Presseberichte
Aus der "Welt", 26. 04. 2008, von Stefan Anker
Ganz viel La Paloma
Die Band Hafennacht spielt Lieder über die Seefahrt und das Meer – voller Gefühl, ohne Kitsch
Man sieht sich, vielleicht kommst du zurück. Ich wink dir zu, und ich wünsch dir viel Glück. Dann bist du weg, und ich steh noch am Kai, und mein Kopf wird wieder frei.
Zuerst bemerkt man nur das Akkordeon. Es ist kein Tango, also muss es Volksmusik sein. Aber dann ist es cool, wieso ist ein Akkordeon cool? Heiko Quistorf lacht. Er ist ein XXL-Typ, spricht bedächtig, und bringt die Musik der Hamburger Band Hafennacht in einem Satz auf den Punkt: "Wir machen kein Halligalli."
Halligalli, das kann man für süddeutsche Ohren mit Tschingderassabumm übersetzen. Hafennacht holen maritime Musik aus der Schunkelecke heraus und interpretieren sie schnörkellos, nur mit Stimme, Gitarre und Akkordeon. Wer die Hafennacht-Version des Hans-Albers-Klassikers "Auf der Reeperbahn nachts um halb eins" hört, erkennt das Lied wirklich erst am Refrain. Einfach, weil es nicht wie ein Gassenhauer gespielt wird, sondern wie ein Chanson.
Die dreiköpfige Band, alle Anfang 40, hat sich vor gut vier Jahren gefunden. Sie wartet noch auf den Durchbruch, was jeden wundert, der die beiden CDs kennt oder die Musiker schon live gehört hat. Im Gästebuch der Internetseite (www. hafennacht-ev.de) gibt es ausschließlich warmherzige Kommentare. "Ich habe euch gehört, und mir war sofort klar: Das ist für mich die Stimme der Küste." - "Hätte nie gedacht, dass mir diese Art von Musik mal irgendwann gefallen würde, aber ihr habt's geschafft."
In diesem Stil geht es, besonders seit Hafennacht die Musik zu zwei ARD-Sendungen beigetragen haben. Die Filme, einer heißt "Verliebt in eine Robbe", waren nicht gerade Anwärter für den Grimme-Preis, aber offensichtlich haben viele Menschen bis zum Abspann durchgehalten, um zu erfahren, von wem denn die Musik war.

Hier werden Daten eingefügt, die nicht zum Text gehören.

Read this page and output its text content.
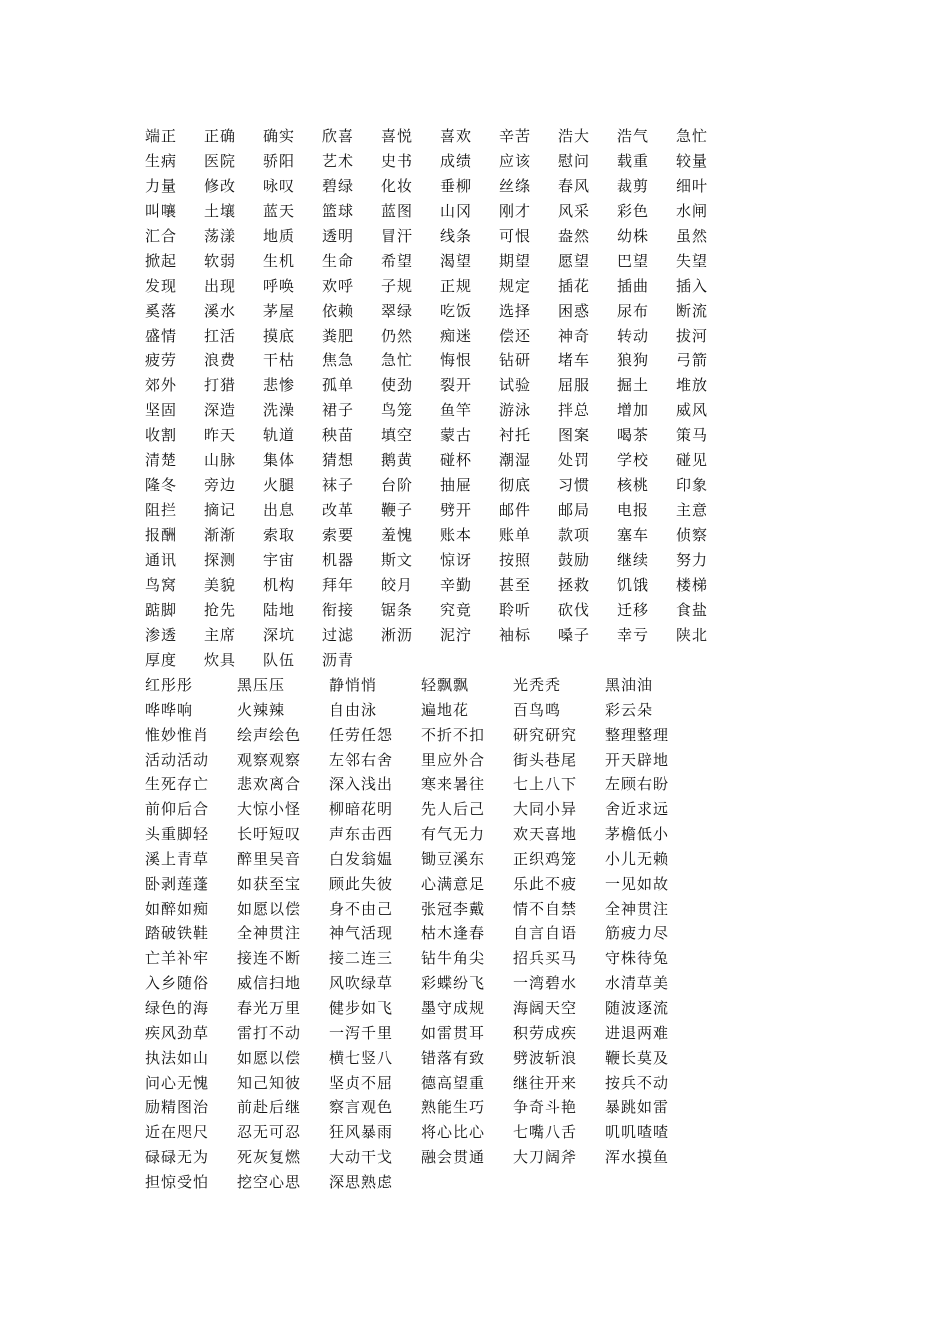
端正	正确	确实	欣喜	喜悦	喜欢	辛苦	浩大	浩气	急忙
生病	医院	骄阳	艺术	史书	成绩	应该	慰问	载重	较量
力量	修改	咏叹	碧绿	化妆	垂柳	丝绦	春风	裁剪	细叶
叫嚷	土壤	蓝天	篮球	蓝图	山冈	刚才	风采	彩色	水闸
汇合	荡漾	地质	透明	冒汗	线条	可恨	盎然	幼株	虽然
掀起	软弱	生机	生命	希望	渴望	期望	愿望	巴望	失望
发现	出现	呼唤	欢呼	子规	正规	规定	插花	插曲	插入
奚落	溪水	茅屋	依赖	翠绿	吃饭	选择	困惑	尿布	断流
盛情	扛活	摸底	粪肥	仍然	痴迷	偿还	神奇	转动	拔河
疲劳	浪费	干枯	焦急	急忙	悔恨	钻研	堵车	狼狗	弓箭
郊外	打猎	悲惨	孤单	使劲	裂开	试验	屈服	掘土	堆放
坚固	深造	洗澡	裙子	鸟笼	鱼竿	游泳	拌总	增加	威风
收割	昨天	轨道	秧苗	填空	蒙古	衬托	图案	喝茶	策马
清楚	山脉	集体	猜想	鹅黄	碰杯	潮湿	处罚	学校	碰见
隆冬	旁边	火腿	袜子	台阶	抽屉	彻底	习惯	核桃	印象
阻拦	摘记	出息	改革	鞭子	劈开	邮件	邮局	电报	主意
报酬	渐渐	索取	索要	羞愧	账本	账单	款项	塞车	侦察
通讯	探测	宇宙	机器	斯文	惊讶	按照	鼓励	继续	努力
鸟窝	美貌	机构	拜年	皎月	辛勤	甚至	拯救	饥饿	楼梯
踮脚	抢先	陆地	衔接	锯条	究竟	聆听	砍伐	迁移	食盐
渗透	主席	深坑	过滤	淅沥	泥泞	袖标	嗓子	幸亏	陕北
厚度	炊具	队伍	沥青
红彤彤	黑压压	静悄悄	轻飘飘	光秃秃	黑油油
哗哗响	火辣辣	自由泳	遍地花	百鸟鸣	彩云朵
惟妙惟肖	绘声绘色	任劳任怨	不折不扣	研究研究	整理整理
活动活动	观察观察	左邻右舍	里应外合	街头巷尾	开天辟地
生死存亡	悲欢离合	深入浅出	寒来暑往	七上八下	左顾右盼
前仰后合	大惊小怪	柳暗花明	先人后己	大同小异	舍近求远
头重脚轻	长吁短叹	声东击西	有气无力	欢天喜地	茅檐低小
溪上青草	醉里吴音	白发翁媪	锄豆溪东	正织鸡笼	小儿无赖
卧剥莲蓬	如获至宝	顾此失彼	心满意足	乐此不疲	一见如故
如醉如痴	如愿以偿	身不由己	张冠李戴	情不自禁	全神贯注
踏破铁鞋	全神贯注	神气活现	枯木逢春	自言自语	筋疲力尽
亡羊补牢	接连不断	接二连三	钻牛角尖	招兵买马	守株待兔
入乡随俗	威信扫地	风吹绿草	彩蝶纷飞	一湾碧水	水清草美
绿色的海	春光万里	健步如飞	墨守成规	海阔天空	随波逐流
疾风劲草	雷打不动	一泻千里	如雷贯耳	积劳成疾	进退两难
执法如山	如愿以偿	横七竖八	错落有致	劈波斩浪	鞭长莫及
问心无愧	知己知彼	坚贞不屈	德高望重	继往开来	按兵不动
励精图治	前赴后继	察言观色	熟能生巧	争奇斗艳	暴跳如雷
近在咫尺	忍无可忍	狂风暴雨	将心比心	七嘴八舌	叽叽喳喳
碌碌无为	死灰复燃	大动干戈	融会贯通	大刀阔斧	浑水摸鱼
担惊受怕	挖空心思	深思熟虑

"Unser Server war kurzzeitig überlastet", erzählt Sängerin Uschi Wittich, der das Projekt besonders am Herzen liegt. Sie sucht die Lieder aus, die die Band neu interpretiert oder "aus dem Wasser zieht", wie sie sagt. Neben volkstümlichen Seemannsliedern wie "La Paloma" sind das auch Stücke von Jacques Brel, Rio Reiser oder Element of Crime. Außerdem schreibt Uschi Wittich die Texte für die eigenen Lieder der Band. Und wie es sich für "Lieder vom Wasser", so der Titel der ersten CD, gehört, schwingen Sehnsucht und Traurigkeit mit.
"Seemannsmusik ist immer so auf lustig gemacht, das entspricht aber nicht dem wirklichen Seemannsleben", sagt Uschi Wittich. Also singt sie vom Abschiednehmen, übers Warten und über die verdammte Flaute, die manchmal ein Sinnbild ist fürs Leben:
Gitarrist Erk Braren ("Wir sind doch alle melancholisch") liebt besonders die Auftritte in der Flussschifferkirche, die auf einem alten Frachtschiff im Hamburger Hafen untergebracht ist. "Wenn wir da spielen, dann tropft es von der Decke: Tränen, Kummer." Und Heiko Quistorf, der Mann am Akkordeon, ergänzt: "Bei uns im Programm sterben auch viele Seeleute, das ist auch wichtig."
Wer gern mal in Schwermut badet, wird bei Hafennacht belohnt mit fein arrangierter Musik, mit leisen Tönen und vielen Nuancen. Dass das nicht jedermanns Sache ist, haben die Musiker auch schon erfahren. Einmal sollten sie für eine Veranstaltung der Deutschen Bahn gebucht werden. "Die Sekretärin, die uns anrief, sagte allerdings gleich, dass sie uns nicht mag und uns ihrem Chef ausreden will", erzählt Uschi Wittich.
Am Ende haben die Gäste der Bahn tatsächlich andere Musik zu hören bekommen, was die Hafennacht-Künstler aber nicht lange gegrämt hat. Denn was sie für ihre Kunst brauchen, ist Aufmerksamkeit. Nicht so wie bei dem grausamen Auftritt auf dem Kongress der Bühnentechniker. "Die Bühne war so groß, da hätten auch die Stones spielen können", sagt Erk Braren. "Aber es hat keinen interessiert, die haben sich alle über die Technik und die nächsten Aufträge unterhalten." So etwas nennt man in Musikerkreisen bezahlte Probe. Und es sind die Anekdoten, die man später, nach der ersten Goldenen Schallplatte, gut erzählen kann.
Bis dahin ist es noch ein gutes Stück zu spielen. Uschi Wittich sagt: "Wir werden immer ein begeistertes, aber kleines Publikum haben." Zu dem zählen, das zeigen die Reaktionen, viele Seeleute und Wassersportler. Die drei Musiker selbst sind dagegen eher unregelmäßig auf dem Wasser. Uschi Wittich wird schnell seekrank, Heiko Quistorf mag eigentlich nur Kreuzfahrtschiffe. Dort ist er mit anderen Bands auch schon aufgetreten.
So muss Erk Braren als einziger Bootseigner die Ehre retten. Seine "Renate" ist ein Ruderboot mit 9,6-PS-Außenborder. Da kann man natürlich melancholisch werden.